Horse farm for disabled looking for volunteers

March 13, 2000|By DON AINES

CHAMBERSBURG, Pa. - On a warm sunny late winter day, Denny, Daisy, Brutus and other horses at the Franklin County Therapeutic Riding Center are literally out to pasture, a few weeks away from the day they will have to start earning their hay.

cont. from front page

The eight horses at the rider center for the disabled on Franklin Farm Lane will begin workouts with volunteers next month before the children and adults with disabilities take to the saddle. Volunteers and private donations are vital to keeping the program free to residents of Franklin, Fulton and Cumberland counties in Pennsylvania and Washington County, Md., according to Penn State Cooperative Extension Agent Robert Kessler.

"What we mostly need are people willing to spend a few hours here once a week in the afternoons and early evenings to assist the riders," Kessler said. "Ideally, they should be somewhat familiar with horses, or at least not afraid of them."


For every rider and horse, there are at least two volunteers, according to Kessler. Leaders guide horses around the rings and "sidewalkers" look after the riders.

"The sidewalkers provide stability and safety in the saddle," Kessler said. "Most people with handicaps have trouble with balance, particularly if they are coming out of a wheelchair."

"It will really depend on the ability of the riders as to how many volunteers we need," said Stable Manager Susan Rotz of Fayetteville, Pa. She has been a volunteer for about 15 years and said there are other jobs for which volunteers are needed.

The program also needs volunteers to clean stalls and feed, and water and groom the horses. There's also a need for people to clean and maintain the horses' tack.

"We only want people who know what that means," she said. Tack are the often expensive saddles, bridles and other equipment for the horses, she said.

Rotz said people are also needed to tend the center's garden in honor of "riders who have passed away."

Training for leaders and sidewalkers will begin April 4 at 5 p.m., according to Melanie Mao of Chambersburg, a member of the program's board of directors. The training involves four afternoon sessions over six days, she said.

Mao said leaders should be at least 16 and experienced with horses, while sidewalkers should be at least 14 years of age. Those interested in volunteering for the program can call the center at 1-717-263-0443.

Established in 1982 by the Franklin County Easter Seals Society and the county's 4-H program, the center serves about 50 riders with sessions weekday evenings and Saturday mornings, Kessler said. In 1992 an indoor riding arena, physical therapy and tack rooms were added, and a second outdoor ring was added three years ago.

"It's a benefit and something that makes them feel normal," said Mao, whose daughter, Jennie, 21, has been riding since the late 1980s. She said the program helps improve the coordination, confidence and self-esteem of the riders.

Rotz said the center, on land donated by Franklin County, is also used by the riders as a place to socialize.

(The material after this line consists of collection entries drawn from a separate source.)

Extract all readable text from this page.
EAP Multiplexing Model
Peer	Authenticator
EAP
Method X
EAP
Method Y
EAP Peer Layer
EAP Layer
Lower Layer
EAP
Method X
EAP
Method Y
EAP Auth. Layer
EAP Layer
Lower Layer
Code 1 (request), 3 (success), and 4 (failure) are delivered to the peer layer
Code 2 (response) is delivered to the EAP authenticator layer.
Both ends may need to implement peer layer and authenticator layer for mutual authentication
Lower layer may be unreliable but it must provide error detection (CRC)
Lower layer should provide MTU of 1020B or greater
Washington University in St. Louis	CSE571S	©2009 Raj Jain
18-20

People with cerebral palsy, spina bifida, Down syndrome or other disabilities may not be able to play football, or baseball, but they can ride a horse, Kessler said.

"It's physical therapy, but it's also recreation," he said. "We try to teach these young people to ride within the scope of their ability."

"We do need money, but we need time - volunteer time," Mao said. Veterinary and blacksmith services are donated, and companies and individuals contribute about $7,000 a year to sponsor either a horse or rider.

The 2000 budget is $21,500 and $9,000 of that is for hay and grain. The horses are mostly donated, although Rotz said broken down nags need not apply.

"It's not easy work for the horse, either physically or mentally," she said. Along with riding horses like Denny, an 18-year-old Arabian, there are draft horses for heavier riders and the center's carriage program.

For riders whose disabilities cause physical deterioration over time, the carriage program allows more years working with the horses, Rotz said.

"It's difficult to say goodbye to them," she said about the riders.